Simvastatin is a semisynthetic derivative of lovastatin, a fungal natural product. Simvastatin contains an additional methyl group at the C2' position of the lovastatin side chain. Introduction of this methyl group in lovastatin using traditional methods requires a multistep chemical synthesis. In one route, lovastatin is hydrolyzed to the triol, monacolin J, which is protected by selective silylation, esterified with dimethylbutyryl chloride, and deprotected. Another route involves protecting the carboxylic acid and alcohol, methylating the C2' with methyl iodide, and deprotecting. Despite considerable optimization, these processes have overall yields of less than 70 percent, are mass-intensive due to protection/deprotection, and require copious amounts of toxic and hazardous reagents.
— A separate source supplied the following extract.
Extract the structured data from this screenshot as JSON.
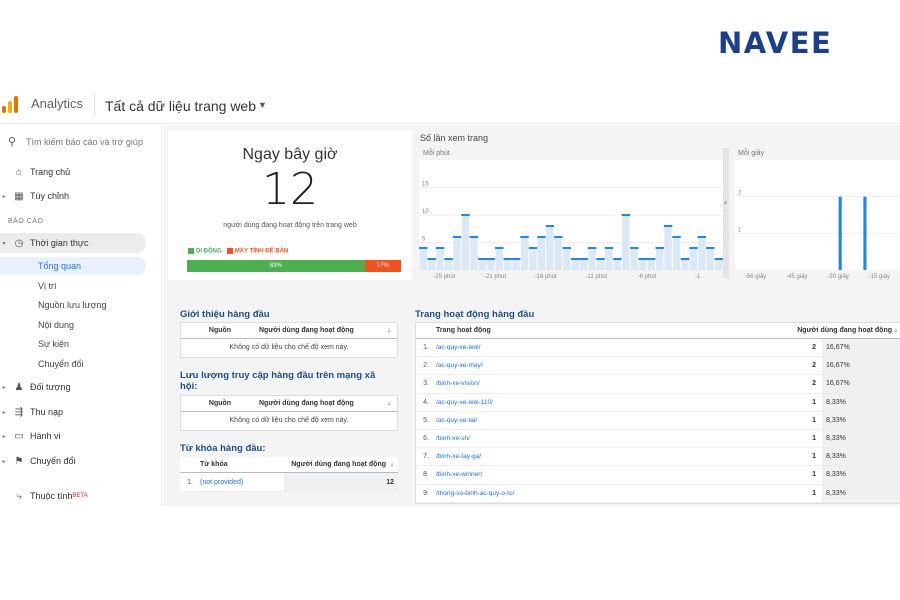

Professor Yi Tang and his group at UCLA conceived a new simvastatin manufacturing process and identified both a biocatalyst for regioselective acylation and a practical, low-cost acyl donor. The biocatalyst is LovD, an acyltransferase that selectively transfers the 2-methylbutyryl side chain to the C8 alcohol of monacolin J sodium or ammonium salt. The acyl donor, dimethylbutyryl-S-methylmercaptopropionate (DMB-SMMP), is very efficient for the LovD-catalyzed reaction, is safer than traditional alternatives, and is prepared in a single step from inexpensive precursors. Codexis licensed this process from UCLA and subsequently optimized the enzyme and the chemical process for commercial manufacture. Codexis carried out nine iterations of in vitro evolution, creating 216 libraries and screening 61,779 variants to develop a LovD variant with improved activity, in-process stability, and tolerance to product inhibition. The approximately 1,000-fold improved enzyme and the new process pushed the reaction to completion at high substrate loading and minimized the amounts of acyl donor and of solvents for extraction and product separation.

In the new route, lovastatin is hydrolyzed and converted to the water-soluble ammonium salt of monacolin J. Then a genetically evolved variant of LovD acyltransferase from E coli. uses DMB-SMMP as the acyl donor to make the water-insoluble ammonium salt of simvastatin. The only coproduct of simvastatin synthesis is methyl 3-mercaptopropionic acid, which is recycled. The final yield of simvastatin ammonium salt is over 97 percent at a loading of 75 grams per liter of monacolin J. The nominated technology is practical and cost-effective. It avoids the use of several hazardous chemicals including tert-butyl dimethyl silane chloride, methyl iodide, and n-butyl lithium. Customers have evaluated the simvastatin produced biocatalytically and confirmed that it meets their needs. Over 10 metric tons of simvastatin have been manufactured using this new process.